28.4 C
Jakarta
30 April 2024, 3:34 AM WIB

Agama dan Pancasila, Peletak Dasar Indonesia

DASAR negara Indonesia adalah Pancasila. Pancasila sekaligus sebagai ideologi negara. Isi Pancasila mencangkup nilai-nilai yang jadi pedoman warga dalam hidup bermasyarakat dan bernegara.

Karena itu, setiap tingkah laku warga Indonesia haruslah berdasar dan mencerminkan nilai Pancasila. Hal ini menegaskan bahwa setiap negara berhak mengatur tingkah laku warganya.

Apakah sesuai dengan nilai yang berlaku atau tidak. Kenapa hal ini perlu? Yang perlu diketahui, suatu Negara perlu mengatur warganya agar dapat menciptakan keharmonisan antarsesama.

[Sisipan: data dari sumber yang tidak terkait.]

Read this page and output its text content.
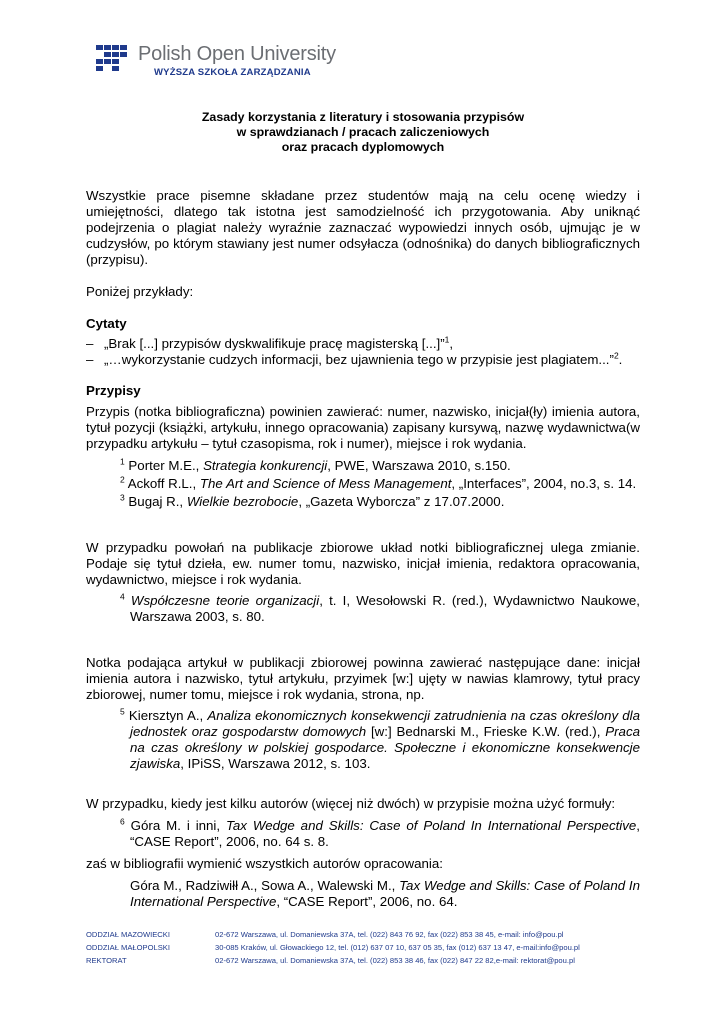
Polish Open University
WYŻSZA SZKOŁA ZARZĄDZANIA
Zasady korzystania z literatury i stosowania przypisów
w sprawdzianach / pracach zaliczeniowych
oraz pracach dyplomowych

Wszystkie prace pisemne składane przez studentów mają na celu ocenę wiedzy i umiejętności, dlatego tak istotna jest samodzielność ich przygotowania. Aby uniknąć podejrzenia o plagiat należy wyraźnie zaznaczać wypowiedzi innych osób, ujmując je w cudzysłów, po którym stawiany jest numer odsyłacza (odnośnika) do danych bibliograficznych (przypisu).

Poniżej przykłady:

Cytaty
– „Brak [...] przypisów dyskwalifikuje pracę magisterską [...]”$^1$,
– „…wykorzystanie cudzych informacji, bez ujawnienia tego w przypisie jest plagiatem...”$^2$.
Przypisy

Przypis (notka bibliograficzna) powinien zawierać: numer, nazwisko, inicjał(ły) imienia autora, tytuł pozycji (książki, artykułu, innego opracowania) zapisany kursywą, nazwę wydawnictwa(w przypadku artykułu – tytuł czasopisma, rok i numer), miejsce i rok wydania.

$^1$ Porter M.E., Strategia konkurencji, PWE, Warszawa 2010, s.150.

$^2$ Ackoff R.L., The Art and Science of Mess Management, „Interfaces”, 2004, no.3, s. 14.

$^3$ Bugaj R., Wielkie bezrobocie, „Gazeta Wyborcza” z 17.07.2000.

W przypadku powołań na publikacje zbiorowe układ notki bibliograficznej ulega zmianie. Podaje się tytuł dzieła, ew. numer tomu, nazwisko, inicjał imienia, redaktora opracowania, wydawnictwo, miejsce i rok wydania.

$^4$ Współczesne teorie organizacji, t. I, Wesołowski R. (red.), Wydawnictwo Naukowe, Warszawa 2003, s. 80.

Notka podająca artykuł w publikacji zbiorowej powinna zawierać następujące dane: inicjał imienia autora i nazwisko, tytuł artykułu, przyimek [w:] ujęty w nawias klamrowy, tytuł pracy zbiorowej, numer tomu, miejsce i rok wydania, strona, np.

$^5$ Kiersztyn A., Analiza ekonomicznych konsekwencji zatrudnienia na czas określony dla jednostek oraz gospodarstw domowych [w:] Bednarski M., Frieske K.W. (red.), Praca na czas określony w polskiej gospodarce. Społeczne i ekonomiczne konsekwencje zjawiska, IPiSS, Warszawa 2012, s. 103.

W przypadku, kiedy jest kilku autorów (więcej niż dwóch) w przypisie można użyć formuły:

$^6$ Góra M. i inni, Tax Wedge and Skills: Case of Poland In International Perspective, “CASE Report”, 2006, no. 64 s. 8.

zaś w bibliografii wymienić wszystkich autorów opracowania:

Góra M., Radziwiłł A., Sowa A., Walewski M., Tax Wedge and Skills: Case of Poland In International Perspective, “CASE Report”, 2006, no. 64.

ODDZIAŁ MAZOWIECKI	02-672 Warszawa, ul. Domaniewska 37A, tel. (022) 843 76 92, fax (022) 853 38 45, e-mail: info@pou.pl
ODDZIAŁ MAŁOPOLSKI	30-085 Kraków, ul. Głowackiego 12, tel. (012) 637 07 10, 637 05 35, fax (012) 637 13 47, e-mail:info@pou.pl
REKTORAT	02-672 Warszawa, ul. Domaniewska 37A, tel. (022) 853 38 46, fax (022) 847 22 82,e-mail: rektorat@pou.pl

Meminimalisir anarkis. Bukankah damai itu indah? Bukankah semua elemen membutuh peraturan agar tidak menimbulkan kegaduhan, kekacauan, dan menghindari dari rasa tidak adanya keadilan.

Pelangaran tiap pelanggaran yang dilakukan oleh individu atau kelompok apakah menyalahi nilai-nilai pancasila atau tidak.

Terbukti salah atau tidaknya dapat ditentukan berdasar aturan yang telah disepakati. Sebagai warga Indonesia yang katanya cinta Indonesia, yang ngakunya sebagai pewaris peradaban,

bunga bangsa, generasi emas, seharusnya setiap individu atau kelompok sadar akan pentingnya implementasian nilai-nilai Pancasila.

Mulai dari nilai Ketuhanan sila ke-1 sampai nilai Kerakyatan pada sila ke-5 apakah sudah terlaksana dengan baik atau belum?

Lalu, bagaimana yang terjadi saat ini setelah nilai-nilai pancasila mulai diabaikan oleh warganya sendiri? Apalagi oleh para pencetak generasi selanjutnya yaitu para pelajar.

Memang di sekolah-sekolah masih banyak yang masih menerapkan mata pelajaran pancasila, tapi itu semata-mata hanya formalitas belaka.

Bagaimana tidak? Ketika itu para siswa dan mahasiswa belajar akan nilai-nilai Pancasila tetapi tidak untuk diimplementasikan, sama aja nol.

Pepatah kuno mengatakan “masuk ke kuping kanan, keluar ke kuping kiri”. Ya, seperti itulah. Miris memang.

Penerapan nilai-nilai Pancasila di Indonesia haruslah dimulai sejak dini sebagai wadah bekal nanti ketika seseorang sudah dengan pendiriannya sendiri.

Yang harus diketahui, walaupun 87,18% warga Indonesia beragama Islam, tetapi indonesia bukanlah  Negara Islam dikarenakan NKRI tidak memberlakukan hukum syariat Islam kecuali di Aceh.

Ini diberlakukan setelah Gerakan Aceh Merdeka (GAM) untuk mencegah Aceh memisahkan diri dari NKRI.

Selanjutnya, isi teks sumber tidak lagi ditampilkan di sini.